It’s time to make New Year’s resolutions. Have you made any yet?

AS I REMEMBER IT

Christmas is a time for family celebrations and making memories. I look around, and find this generation’s families not even talking to each other. Husband, wife, both in different rooms in front of separate televisions, playing video games. Each child has his own bedroom with television and at least one game console. A house full of people, with no communication. No smells coming from the kitchen because it’s easier to do take out. We each have our our cell phone, so we text each other when we need something. No personal interaction.

When we were young, we went outside and played with our siblings. Father would harness the horses to the sled and we’d go to Creamery Pond to ice skate. We had a huge bonfire to keep our feet warm. We brought blankets to snuggle under.

Each town had a band and baseball team. We would learn to play together and have friendly competitions with our neighbors. The churches all had a youth group and we would go roller skating or have dances. The Catholic Church had a basketball court and kids would gather there.

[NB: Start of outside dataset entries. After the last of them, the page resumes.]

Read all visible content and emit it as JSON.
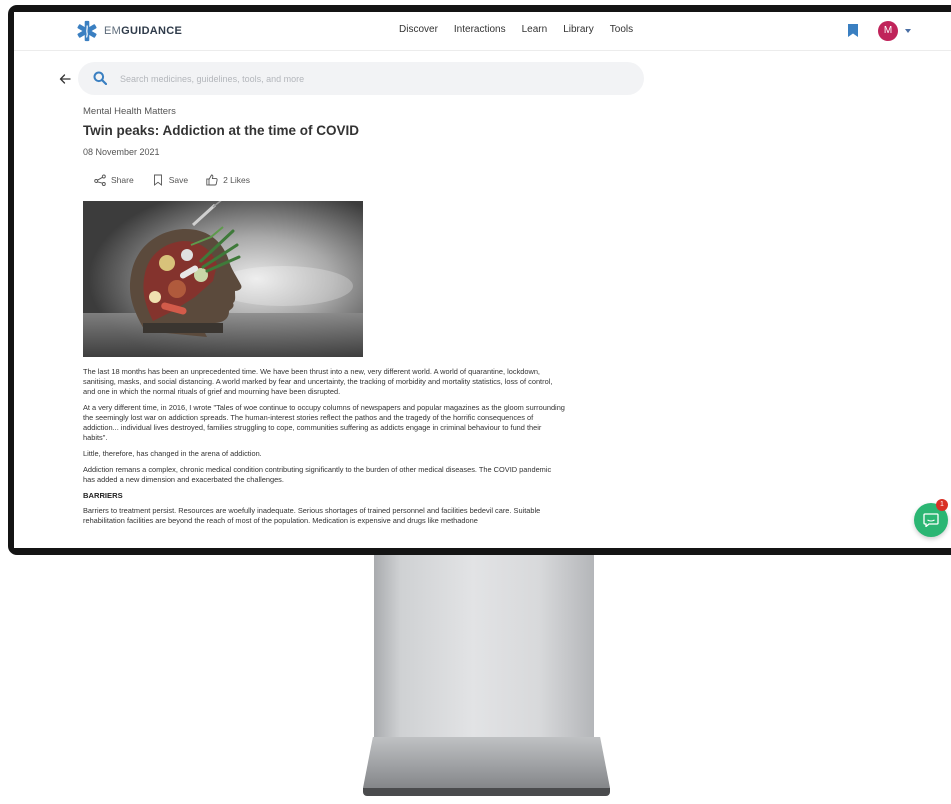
{
  "header": {
    "logo_prefix": "EM",
    "logo_suffix": "GUIDANCE",
    "nav": [
      "Discover",
      "Interactions",
      "Learn",
      "Library",
      "Tools"
    ],
    "avatar_letter": "M"
  },
  "search": {
    "placeholder": "Search medicines, guidelines, tools, and more"
  },
  "article": {
    "category": "Mental Health Matters",
    "title": "Twin peaks: Addiction at the time of COVID",
    "date": "08 November 2021",
    "actions": {
      "share": "Share",
      "save": "Save",
      "likes": "2 Likes"
    },
    "paragraphs": [
      "The last 18 months has been an unprecedented time. We have been thrust into a new, very different world. A world of quarantine, lockdown, sanitising, masks, and social distancing. A world marked by fear and uncertainty, the tracking of morbidity and mortality statistics, loss of control, and one in which the normal rituals of grief and mourning have been disrupted.",
      "At a very different time, in 2016, I wrote \"Tales of woe continue to occupy columns of newspapers and popular magazines as the gloom surrounding the seemingly lost war on addiction spreads. The human-interest stories reflect the pathos and the tragedy of the horrific consequences of addiction... individual lives destroyed, families struggling to cope, communities suffering as addicts engage in criminal behaviour to fund their habits\".",
      "Little, therefore, has changed in the arena of addiction.",
      "Addiction remans a complex, chronic medical condition contributing significantly to the burden of other medical diseases. The COVID pandemic has added a new dimension and exacerbated the challenges."
    ],
    "section_heading": "BARRIERS",
    "section_paragraph": "Barriers to treatment persist. Resources are woefully inadequate. Serious shortages of trained personnel and facilities bedevil care. Suitable rehabilitation facilities are beyond the reach of most of the population. Medication is expensive and drugs like methadone"
  },
  "chat": {
    "badge_count": "1"
  },
  "colors": {
    "brand_blue": "#3a7fc1",
    "avatar": "#c0235a",
    "chat": "#2bb673",
    "badge": "#d93025"
  }
}
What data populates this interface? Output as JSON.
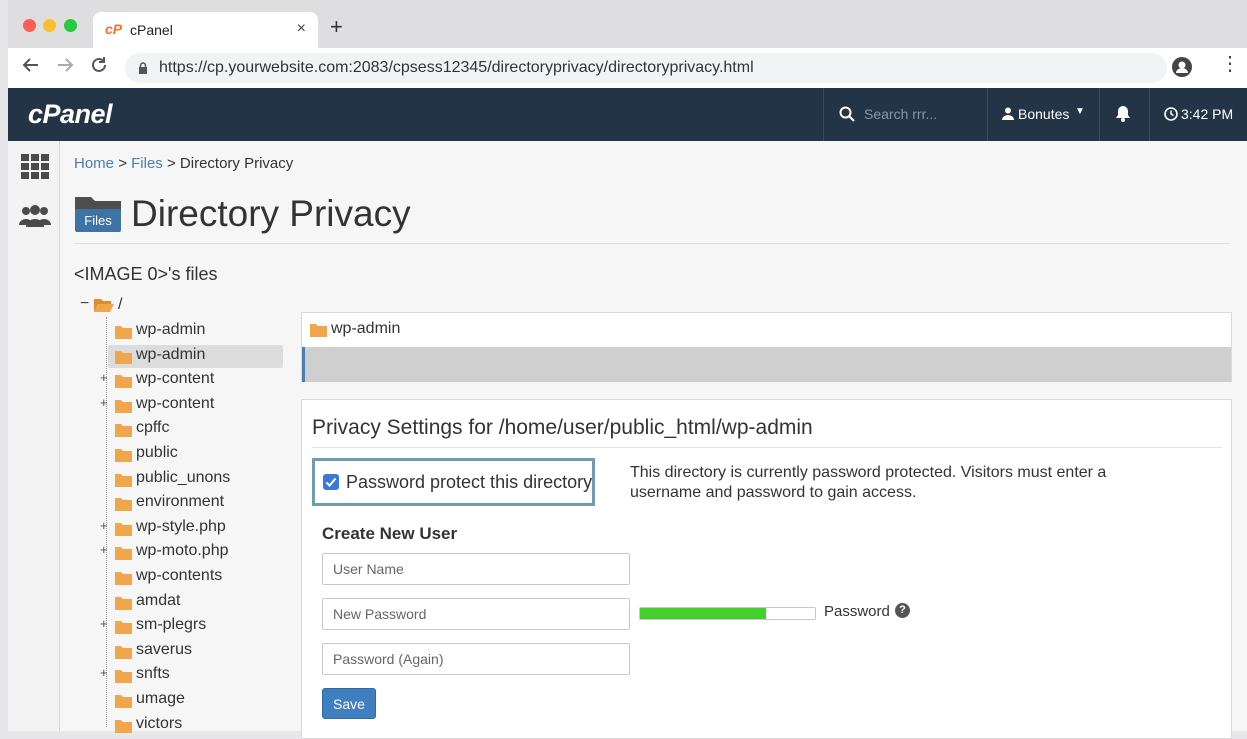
{
  "browser": {
    "tab_logo": "cP",
    "tab_title": "cPanel",
    "tab_close": "×",
    "new_tab": "+",
    "url": "https://cp.yourwebsite.com:2083/cpsess12345/directoryprivacy/directoryprivacy.html"
  },
  "header": {
    "logo": "cPanel",
    "search_placeholder": "Search rrr...",
    "user": "Bonutes",
    "time": "3:42 PM"
  },
  "breadcrumb": {
    "home": "Home",
    "sep1": ">",
    "files": "Files",
    "sep2": ">",
    "current": "Directory Privacy"
  },
  "page": {
    "files_badge": "Files",
    "title": "Directory Privacy",
    "tree_heading": "<IMAGE 0>'s files"
  },
  "tree": {
    "root_label": "/",
    "items": [
      {
        "label": "wp-admin",
        "expander": ""
      },
      {
        "label": "wp-admin",
        "expander": "",
        "selected": true
      },
      {
        "label": "wp-content",
        "expander": "+"
      },
      {
        "label": "wp-content",
        "expander": "+"
      },
      {
        "label": "cpffc",
        "expander": ""
      },
      {
        "label": "public",
        "expander": ""
      },
      {
        "label": "public_unons",
        "expander": ""
      },
      {
        "label": "environment",
        "expander": ""
      },
      {
        "label": "wp-style.php",
        "expander": "+"
      },
      {
        "label": "wp-moto.php",
        "expander": "+"
      },
      {
        "label": "wp-contents",
        "expander": ""
      },
      {
        "label": "amdat",
        "expander": ""
      },
      {
        "label": "sm-plegrs",
        "expander": "+"
      },
      {
        "label": "saverus",
        "expander": ""
      },
      {
        "label": "snfts",
        "expander": "+"
      },
      {
        "label": "umage",
        "expander": ""
      },
      {
        "label": "victors",
        "expander": ""
      }
    ]
  },
  "selected_dir": {
    "label": "wp-admin"
  },
  "privacy": {
    "title": "Privacy Settings for /home/user/public_html/wp-admin",
    "protect_label": "Password protect this directory",
    "protect_checked": true,
    "status_text": "This directory is currently password protected. Visitors must enter a username and password to gain access.",
    "create_user_heading": "Create New User",
    "username_placeholder": "User Name",
    "password_placeholder": "New Password",
    "password_again_placeholder": "Password (Again)",
    "strength_fraction": 0.72,
    "strength_label": "Password",
    "help_glyph": "?",
    "save_label": "Save"
  },
  "colors": {
    "header_bg": "#233447",
    "accent_blue": "#3f7fbf",
    "strength_green": "#42d12a",
    "folder_orange": "#f0a64a"
  }
}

Even at home, families would get together and while the adults talked and “did their thing” in the parlor, the kids would be upstairs playing and horsing around. We would sleep 4 to 5 in a bed, or on sofas or on blankets on the floor. We looked forward to being with our cousins. Each would bring a toy to share and play with. We would play hide and seek in the closets, attic and cellars. We had scavenger hunts, family against family with things that were previously hidden. We were always sociable. We did family activities, we did church activities, we did activities with friends. Sam Carpenter’s father used to take a group of kids down to the bowling alley or the skating rink. Families didn’t sign a waiver for their child to get in his car, they just let the kids go. We trusted our neighbors, and we had fun together. Now everyone is scared to have their children out of their sight, except if they are home, in their room, playing video games, by themselves.